Czech's have long memory of the evils of communism

NY Times:

For many Czechs, it is a historical reckoning that is 20 years too late.

Two decades after the Velvet Revolution overthrew Communist rule here in 1989, a group of Czech senators is pressing to ban the Communist Party, the only surviving one in the former Soviet bloc in Europe and, to its many critics, a national embarrassment and aberration.

“The Communists ruined this country and oppressed freedom and yet here they are 20 years later in our Parliament,” said David Cerny, the iconoclastic Czech artist, who in 1991 painted a Soviet tank pink, transforming a memorial to the liberation of Czechoslovakia by the Red Army in 1945 into the equivalent of a large toy. “It is a national disgrace. The Communists are endangering the country. The Czechs need to wake up.”

This month senators took the first step, petitioning the government to file a legal complaint with the Supreme Administrative Court, the country’s highest electoral authority, for suspension of the Communist Party’s activities.

While there is an incongruity here — the anti-Communist campaigners say they are acting to defend democracy while working to ban a party that is still doing well in elections — the senators insist that there is a real danger. They say the Communist Party, the third strongest force in the Czech Parliament, remains loyal to undemocratic revolution. And they are calling for it either to disband or to abandon its Marxist call to arms, which they say flouts the Czech Constitution’s insistence that political parties renounce violence.

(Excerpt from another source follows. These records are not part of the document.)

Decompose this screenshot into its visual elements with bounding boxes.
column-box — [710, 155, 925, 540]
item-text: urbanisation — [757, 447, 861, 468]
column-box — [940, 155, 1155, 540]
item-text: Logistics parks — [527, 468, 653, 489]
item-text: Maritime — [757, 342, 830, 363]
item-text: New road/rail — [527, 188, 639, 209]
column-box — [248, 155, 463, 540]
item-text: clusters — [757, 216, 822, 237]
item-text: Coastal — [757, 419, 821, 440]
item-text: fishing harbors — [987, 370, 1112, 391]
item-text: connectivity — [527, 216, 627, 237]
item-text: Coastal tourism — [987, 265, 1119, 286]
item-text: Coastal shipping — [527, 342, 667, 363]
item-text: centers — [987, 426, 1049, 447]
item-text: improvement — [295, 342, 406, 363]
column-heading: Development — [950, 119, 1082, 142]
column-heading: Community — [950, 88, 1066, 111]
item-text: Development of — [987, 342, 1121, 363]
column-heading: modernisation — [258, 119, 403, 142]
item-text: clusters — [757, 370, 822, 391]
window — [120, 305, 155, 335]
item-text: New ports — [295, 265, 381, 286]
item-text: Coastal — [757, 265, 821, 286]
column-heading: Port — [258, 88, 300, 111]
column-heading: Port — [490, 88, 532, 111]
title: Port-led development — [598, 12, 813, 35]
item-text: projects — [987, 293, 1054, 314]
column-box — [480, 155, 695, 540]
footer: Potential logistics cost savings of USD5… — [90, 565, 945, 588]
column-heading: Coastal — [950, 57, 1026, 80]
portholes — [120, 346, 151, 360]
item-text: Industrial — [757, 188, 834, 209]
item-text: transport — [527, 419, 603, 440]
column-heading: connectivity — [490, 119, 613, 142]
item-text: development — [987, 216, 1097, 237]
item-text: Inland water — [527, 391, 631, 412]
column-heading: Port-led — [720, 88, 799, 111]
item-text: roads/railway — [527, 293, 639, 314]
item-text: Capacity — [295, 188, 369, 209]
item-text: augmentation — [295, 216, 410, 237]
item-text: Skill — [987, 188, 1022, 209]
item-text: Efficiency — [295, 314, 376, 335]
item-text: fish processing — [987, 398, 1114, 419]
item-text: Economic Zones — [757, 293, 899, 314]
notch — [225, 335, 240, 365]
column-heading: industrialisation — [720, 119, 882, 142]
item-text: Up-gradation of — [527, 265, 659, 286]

Under Czech law, the court has the power to outlaw a party — but only on an initiative from the government or the president. So the senators are pinning their hopes on Prime Minister Jan Fischer, an economist and a former member of the Statistics Office during the Communist era, who has described his nine-year membership in the Communist Party as one of his “biggest mistakes.”

The senator leading the campaign, Jaromir Stetina, 66, may seem an unlikely anti-Communist firebrand: his grandmother was one of the founding members of the Czechoslovak Communist Party. But Mr. Stetina, a former war correspondent, argued that the unreconstructed party was a dangerous relic.

...

While a majority of Czechs have no desire to return to the Communist era, Mr. Dobrovsky, the former dissident, said he hoped that the current attempt to ban the party would expose it for what it is, while helping the country come to terms with history.

“The proposal forces the Communists to react and by doing so they will show their true nature,” he said. “When people listen to the Communists’ arguments, they will realize that the party does not belong in a democratic party system.”


It is unfortunate that people can't come to this conclusion without an outright ban. The Communist command economy required an evil apparatus to stay in power and the apparatus of secret police and suppression of the people is what should be banned forever. For, without that apparatus the Communist could never impose Marxism. Communist intolerance of freedom was its downfall.